“We have decided to increase the evergreen pool” of funds, said Teri Willey, director of Cambridge Enterprise, the university’s commercialisation company, in an interview with Science|Business.
The funds, which where established in part through the British government’s Challenge Fund programme in the late 1990s and include donations from the Wellcome Trust and the Sainsbury family’s Gatsby Charitable Foundation, have about £6 million under management at present.
Willey said Cambridge Enterprise has a goal to add to the funds under management by the end of this year, so that they can increase their annual commitments to spin-out companies to at least £2 million a year.
The Cambridge Enterprise Seed Funds, though tiny by the standards of the international money-management industry, loom large in the European tech-transfer world. Cambridge has been for years the biggest cluster in Europe for technology spin-outs and R&D commercialisation – with such companies as Cambridge Display Technologies, Plastic Logic and Cambridge Consultants among its spin-outs, and with 1,200 tech companies employing 35,000 in the “Silicon Fen” area around the university. In January, Solexa, a DNA-sequencing spin-out from the chemistry department, was sold for $600 million.
The new fund-raising target for the spin-out pools is among several changes under way at Cambridge Enterprise. On 1 December, the organisation switched its legal status from a department of the university to a limited liability company, reporting to a board that for the first time now includes off-campus directors. Though still 100 per cent owned by the university, Cambridge Enterprise as a company can be more flexible and improve its internal operations and returns to the university, Willey said.
In the fiscal year ended 31 July 2006, its turnover rose 45 per cent to £6.26 million from licensing and consulting revenue, of which £5.29 million was returned to Cambridge researchers and departments. In the year before, its licensing and consulting revenues totaled £4.29 million. Its seed funds last year also realised £1.6 million from investments. It evaluated 152 inventions, negotiated 61 licences and options and 82 consultancy contracts, and assisted 28 start-up companies.
New business plan
Willey, a former Chicago tech-transfer specialist, arrived at Cambridge last August. Since then, she said, a review has begun of a new business plan for Cambridge Enterprise; a new finance director, Nicola Anson, was appointed; and modernisation of its internal financial and management systems is under way.

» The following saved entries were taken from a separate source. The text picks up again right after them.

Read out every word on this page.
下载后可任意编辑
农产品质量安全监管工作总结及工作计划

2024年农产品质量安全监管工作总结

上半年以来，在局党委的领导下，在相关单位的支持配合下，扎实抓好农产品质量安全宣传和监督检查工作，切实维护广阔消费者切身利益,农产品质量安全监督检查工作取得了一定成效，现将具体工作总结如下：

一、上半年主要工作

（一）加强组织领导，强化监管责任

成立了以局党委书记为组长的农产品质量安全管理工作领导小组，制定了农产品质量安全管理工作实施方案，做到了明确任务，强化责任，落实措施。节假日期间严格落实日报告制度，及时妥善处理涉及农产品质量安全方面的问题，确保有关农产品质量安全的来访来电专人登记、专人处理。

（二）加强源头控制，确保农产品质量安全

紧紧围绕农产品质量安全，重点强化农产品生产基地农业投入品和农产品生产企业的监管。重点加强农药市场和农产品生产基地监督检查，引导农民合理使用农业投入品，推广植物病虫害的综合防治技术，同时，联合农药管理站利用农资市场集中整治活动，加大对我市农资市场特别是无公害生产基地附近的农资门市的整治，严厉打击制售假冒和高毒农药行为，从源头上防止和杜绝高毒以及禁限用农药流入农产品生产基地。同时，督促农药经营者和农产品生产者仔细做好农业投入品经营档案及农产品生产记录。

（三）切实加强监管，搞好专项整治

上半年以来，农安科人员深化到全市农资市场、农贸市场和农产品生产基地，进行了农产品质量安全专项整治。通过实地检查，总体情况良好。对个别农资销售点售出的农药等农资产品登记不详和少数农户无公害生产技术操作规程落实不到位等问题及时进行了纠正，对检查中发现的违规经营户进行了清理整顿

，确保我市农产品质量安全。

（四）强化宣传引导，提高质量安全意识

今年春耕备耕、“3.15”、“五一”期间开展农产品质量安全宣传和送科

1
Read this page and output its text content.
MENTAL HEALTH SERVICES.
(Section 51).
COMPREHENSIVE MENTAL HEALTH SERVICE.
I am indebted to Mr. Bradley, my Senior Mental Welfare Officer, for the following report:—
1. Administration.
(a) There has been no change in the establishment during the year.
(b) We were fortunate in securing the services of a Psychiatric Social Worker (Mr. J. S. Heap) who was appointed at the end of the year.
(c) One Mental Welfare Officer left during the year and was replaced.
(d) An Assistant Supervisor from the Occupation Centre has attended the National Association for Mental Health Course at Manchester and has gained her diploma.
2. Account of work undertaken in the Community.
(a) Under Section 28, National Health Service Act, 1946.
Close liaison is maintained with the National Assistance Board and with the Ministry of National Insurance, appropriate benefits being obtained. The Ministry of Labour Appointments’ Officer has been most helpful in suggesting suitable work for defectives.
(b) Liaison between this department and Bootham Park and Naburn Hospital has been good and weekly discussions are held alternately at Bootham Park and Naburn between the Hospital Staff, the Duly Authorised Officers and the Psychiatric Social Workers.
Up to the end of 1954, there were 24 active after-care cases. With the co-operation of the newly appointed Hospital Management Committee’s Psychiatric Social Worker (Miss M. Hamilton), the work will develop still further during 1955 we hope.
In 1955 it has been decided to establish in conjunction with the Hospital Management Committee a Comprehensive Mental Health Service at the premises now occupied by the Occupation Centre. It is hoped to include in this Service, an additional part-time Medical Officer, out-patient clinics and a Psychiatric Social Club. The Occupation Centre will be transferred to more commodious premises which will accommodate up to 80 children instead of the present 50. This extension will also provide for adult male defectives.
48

She said she expects “similar” revenue growth this year as last.
Among other projects under way, she said, is a review of its existing commercial agreements with industry. Not counting consulting deals, Cambridge Enterprise has in its portfolio 243 active commercial agreements, she said. But of those, 102 are generating revenue. She said she and her team aim to “systematically go through” the portfolio to see whether “there are things we should be doing for those licensees” to generate revenue. The question in her mind: “Can we be more pro-active” about managing the group’s assets?
She added that, financially, “we’ll look for different ways to grow.” She said that “a number of different groups” have proposed financing methods, including trading cash now in exchange for a share of licensing revenue later. She called such discussions “exploratory;” and that while “we’ll consider different types of growth strategies, selling stock isn’t one of them. We will continue to be owned by the university.”